The prosecution painted a portrait of Medunjanin, 27, as an al-Qaida operative committed to killing himself and as many of his fellow Americans as he could.
Assistant U.S. Attorney Berit Berger said Medunjanin was so consumed by violent jihad rage that he called 911 to proclaim he "loved death more than life" as he revved his car engine above 90 miles per hour and deliberately crashed on the Whitestone Expressway in hopes of causing a high casualty event.
Berger also told jurors that Medunjanin and his two former high school classmates, Zarein Ahmedzay 27 and Najibullah Zazi, 26, had conspired in 2008 to travel to the Afghanistan-Pakistan border area to join the ranks of the Taliban in hopes of killing American soldiers. The prosecution alleged that instead of joining the Taliban, they made it to an al-Qaida camp in Waziristan, where the three received training that would enable them to carry out an attack on the New York City subway system.

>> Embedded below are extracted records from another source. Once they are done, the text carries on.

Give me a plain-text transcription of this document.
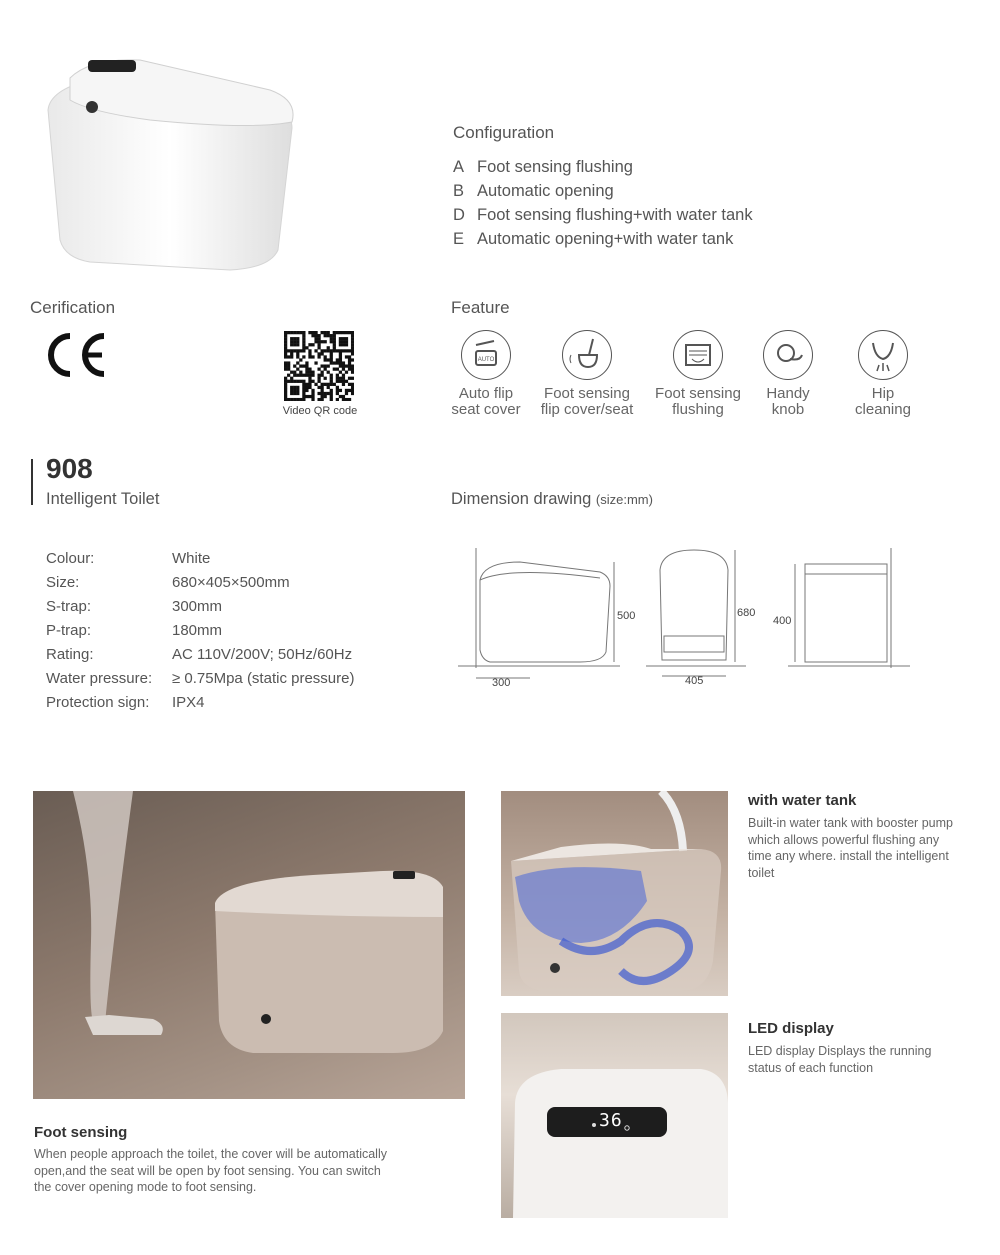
Configuration
A Foot sensing flushing
B Automatic opening
D Foot sensing flushing+with water tank
E Automatic opening+with water tank
Cerification
Video QR code
Feature
AUTO
Auto flip
seat cover
Foot sensing
flip cover/seat
Foot sensing
flushing
Handy
knob
Hip
cleaning
908
Intelligent Toilet
Colour:	White
Size:	680×405×500mm
S-trap:	300mm
P-trap:	180mm
Rating:	AC 110V/200V; 50Hz/60Hz
Water pressure: ≥ 0.75Mpa (static pressure)
Protection sign: IPX4
Dimension drawing (size:mm)
500
300
680
405
400
Foot sensing
When people approach the toilet, the cover will be automatically
open,and the seat will be open by foot sensing. You can switch
the cover opening mode to foot sensing.
with water tank
Built-in water tank with booster pump
which allows powerful flushing any
time any where. install the intelligent
toilet
36
LED display
LED display Displays the running
status of each function
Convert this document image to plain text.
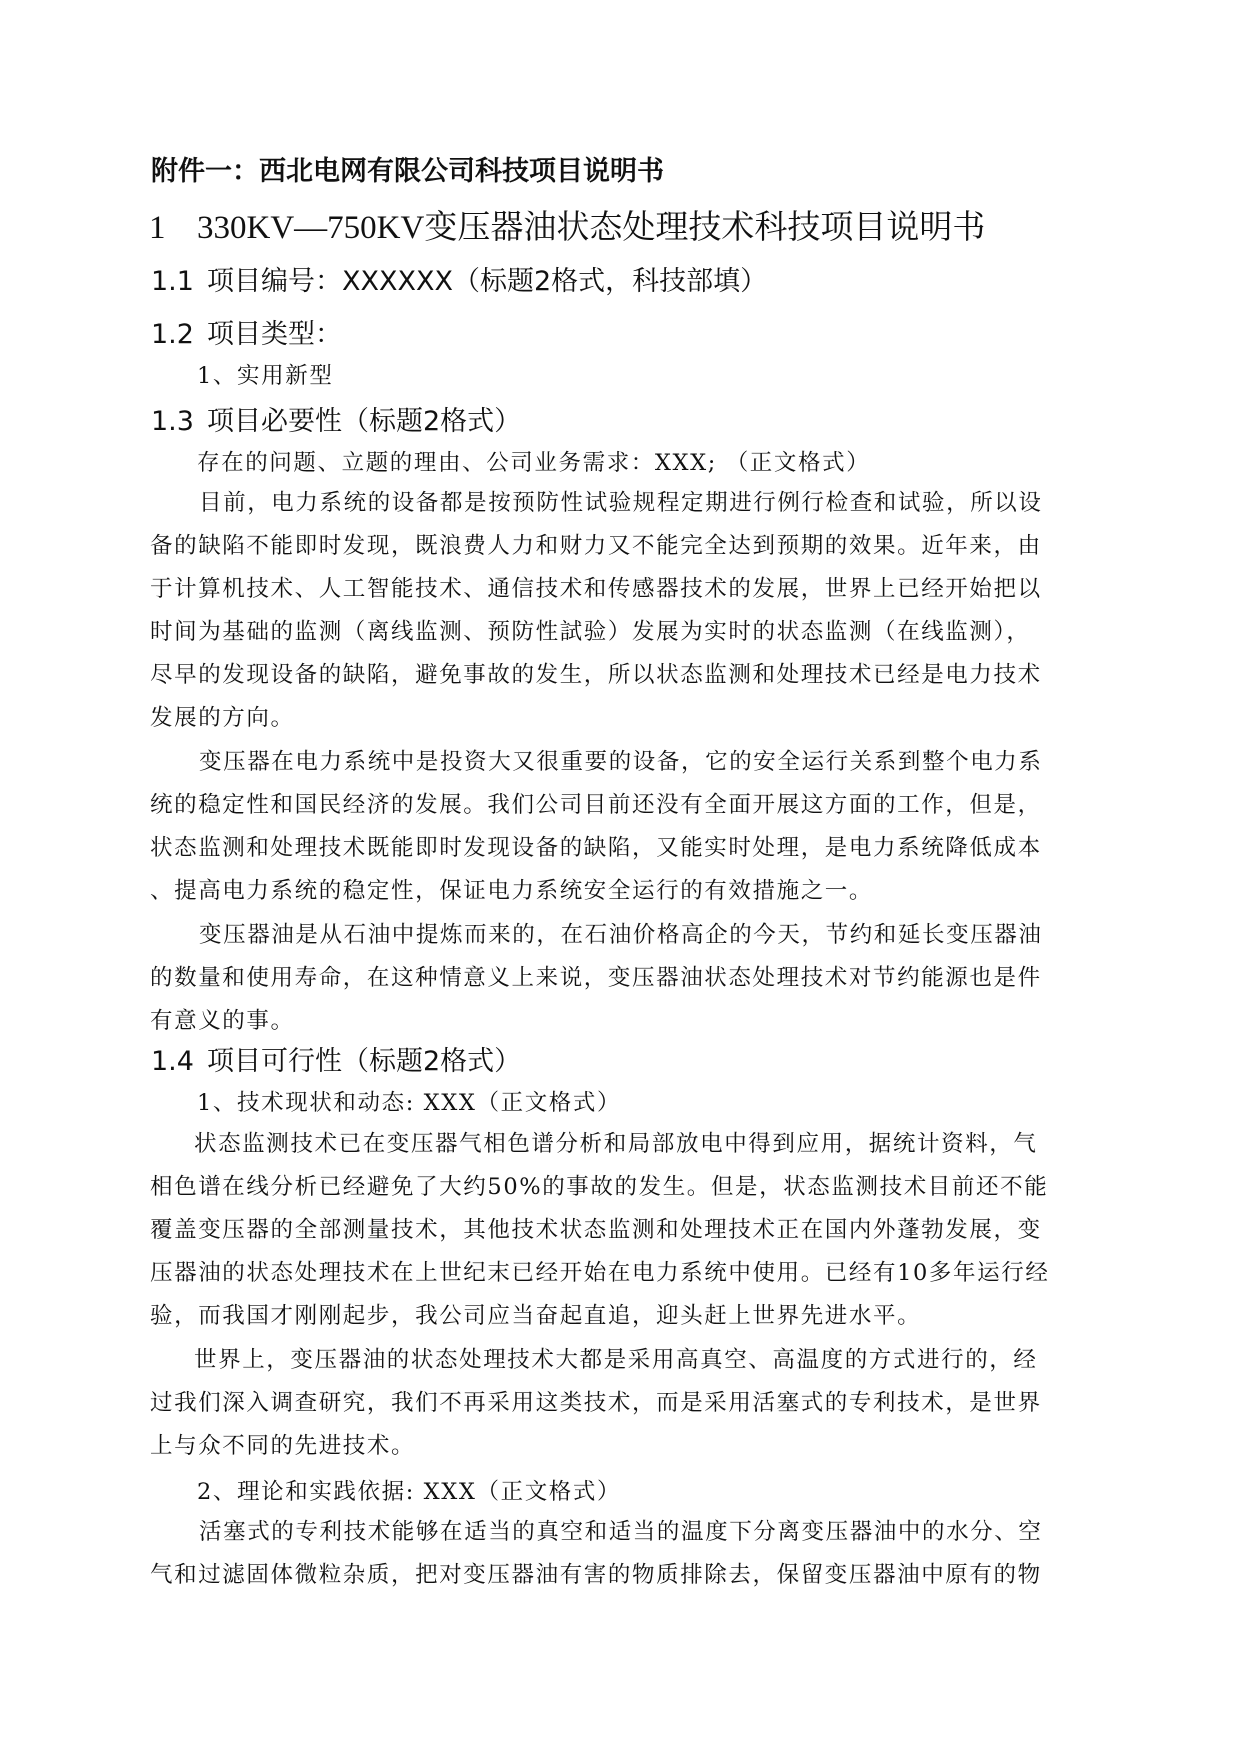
附件一：西北电网有限公司科技项目说明书
1 330KV—750KV变压器油状态处理技术科技项目说明书
1.1 项目编号：XXXXXX（标题2格式，科技部填）
1.2 项目类型：
1、实用新型
1.3 项目必要性（标题2格式）
存在的问题、立题的理由、公司业务需求：XXX; （正文格式）
目前，电力系统的设备都是按预防性试验规程定期进行例行检查和试验，所以设
备的缺陷不能即时发现，既浪费人力和财力又不能完全达到预期的效果。近年来，由
于计算机技术、人工智能技术、通信技术和传感器技术的发展，世界上已经开始把以
时间为基础的监测（离线监测、预防性試验）发展为实时的状态监测（在线监测），
尽早的发现设备的缺陷，避免事故的发生，所以状态监测和处理技术已经是电力技术
发展的方向。
变压器在电力系统中是投资大又很重要的设备，它的安全运行关系到整个电力系
统的稳定性和国民经济的发展。我们公司目前还没有全面开展这方面的工作，但是，
状态监测和处理技术既能即时发现设备的缺陷，又能实时处理，是电力系统降低成本
、提高电力系统的稳定性，保证电力系统安全运行的有效措施之一。
变压器油是从石油中提炼而来的，在石油价格高企的今天，节约和延长变压器油
的数量和使用寿命，在这种情意义上来说，变压器油状态处理技术对节约能源也是件
有意义的事。
1.4 项目可行性（标题2格式）
1、技术现状和动态: XXX（正文格式）
状态监测技术已在变压器气相色谱分析和局部放电中得到应用，据统计资料，气
相色谱在线分析已经避免了大约50%的事故的发生。但是，状态监测技术目前还不能
覆盖变压器的全部测量技术，其他技术状态监测和处理技术正在国内外蓬勃发展，变
压器油的状态处理技术在上世纪末已经开始在电力系统中使用。已经有10多年运行经
验，而我国才刚刚起步，我公司应当奋起直追，迎头赶上世界先进水平。
世界上，变压器油的状态处理技术大都是采用高真空、高温度的方式进行的，经
过我们深入调查研究，我们不再采用这类技术，而是采用活塞式的专利技术，是世界
上与众不同的先进技术。
2、理论和实践依据: XXX（正文格式）
活塞式的专利技术能够在适当的真空和适当的温度下分离变压器油中的水分、空
气和过滤固体微粒杂质，把对变压器油有害的物质排除去，保留变压器油中原有的物
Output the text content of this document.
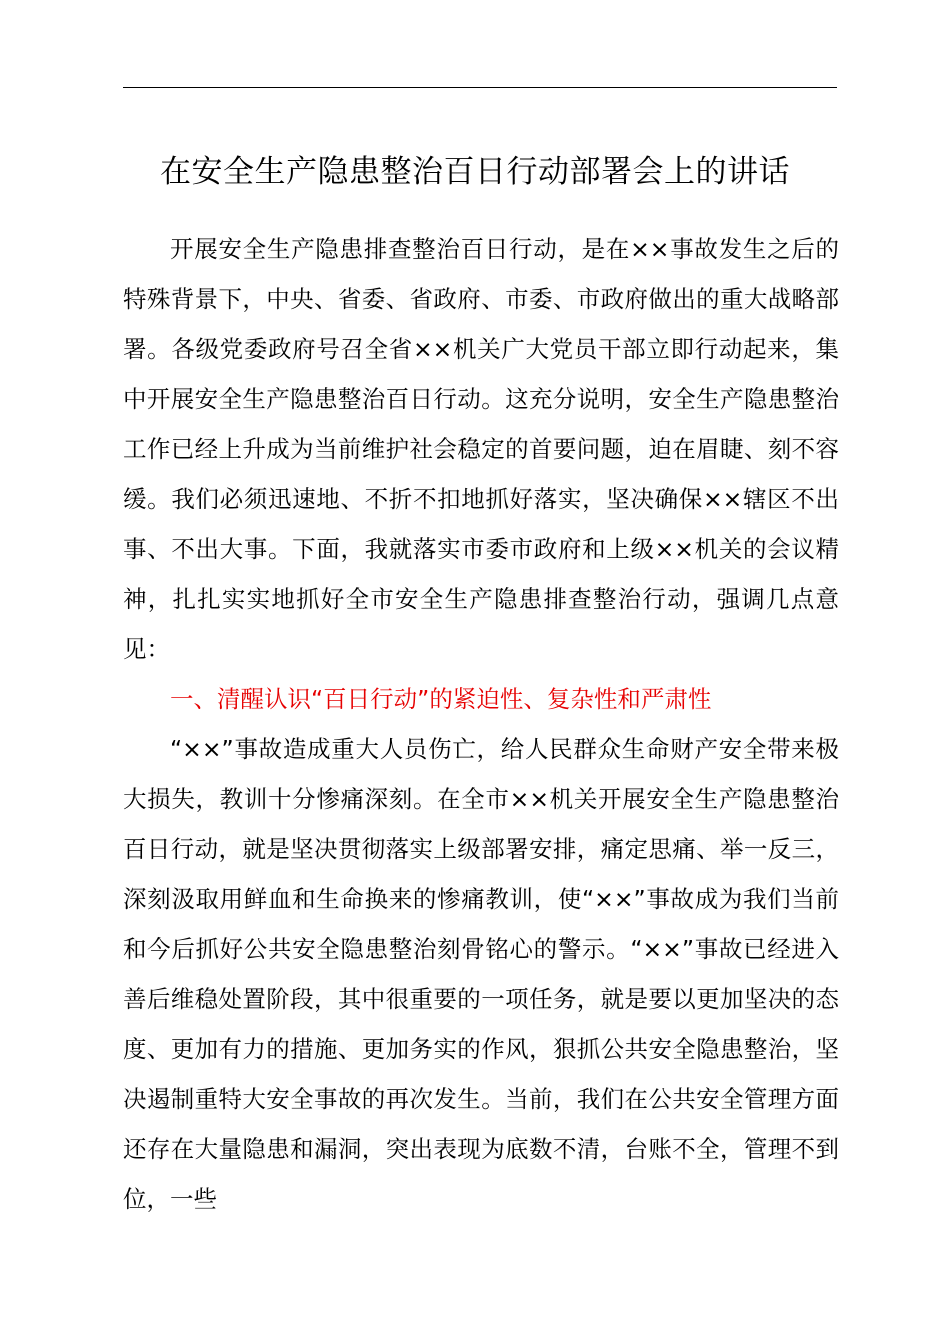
在安全生产隐患整治百日行动部署会上的讲话

开展安全生产隐患排查整治百日行动，是在××事故发生之后的特殊背景下，中央、省委、省政府、市委、市政府做出的重大战略部署。各级党委政府号召全省××机关广大党员干部立即行动起来，集中开展安全生产隐患整治百日行动。这充分说明，安全生产隐患整治工作已经上升成为当前维护社会稳定的首要问题，迫在眉睫、刻不容缓。我们必须迅速地、不折不扣地抓好落实，坚决确保××辖区不出事、不出大事。下面，我就落实市委市政府和上级××机关的会议精神，扎扎实实地抓好全市安全生产隐患排查整治行动，强调几点意见：

一、清醒认识“百日行动”的紧迫性、复杂性和严肃性

“××”事故造成重大人员伤亡，给人民群众生命财产安全带来极大损失，教训十分惨痛深刻。在全市××机关开展安全生产隐患整治百日行动，就是坚决贯彻落实上级部署安排，痛定思痛、举一反三，深刻汲取用鲜血和生命换来的惨痛教训，使“××”事故成为我们当前和今后抓好公共安全隐患整治刻骨铭心的警示。“××”事故已经进入善后维稳处置阶段，其中很重要的一项任务，就是要以更加坚决的态度、更加有力的措施、更加务实的作风，狠抓公共安全隐患整治，坚决遏制重特大安全事故的再次发生。当前，我们在公共安全管理方面还存在大量隐患和漏洞，突出表现为底数不清，台账不全，管理不到位，一些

The defense, however, painted a much different picture of Medunjanin. Defense attorney Robert Gottlieb argued Medunjanin is a devout Muslim, who rejected suicide bombing, but had a "romantic" notion of joining the Taliban to protect his fellow Muslims whom he felt were being increasingly targeted.
Gottlieb told jurors his client’s own escape from the atrocities in Bosnia deepened his sense of obligation to protect his fellow Muslim where he saw them under siege. He argued the steady flow of news about corruption in the Karzai administration, the deaths of innocent civilians in Afghanistan, the photos of Abu Ghraib and the use of drones by the U.S. left Medunjanin with the sense that Muslims were once again under siege.
Gottlieb asked jurors to be skeptical of testimony from the FBI agent who was the lead interrogator in the case and testified Medunjanin said, "He loved Osama bin Laden more than himself" and that he "intended to kill American soldiers" during the interrogation.
"This is no where to be found in any of the notes," Gottlieb said. Gottlieb said jurors should question why the FBI in this case had no audio or video of interview that went on for two days.
Key testimony in the case came from Medunjanin’s two co-conspirators, both of whom pleaded guilty and cooperated in the case against Medunjanin.
His attorney contended that Medunjanin had a falling out with his two classmates at the al-Qaida camp, but Berger produced cellphone bills that indicated the three subsequently maintained near daily communication.
The case is expected to go to the jury Monday.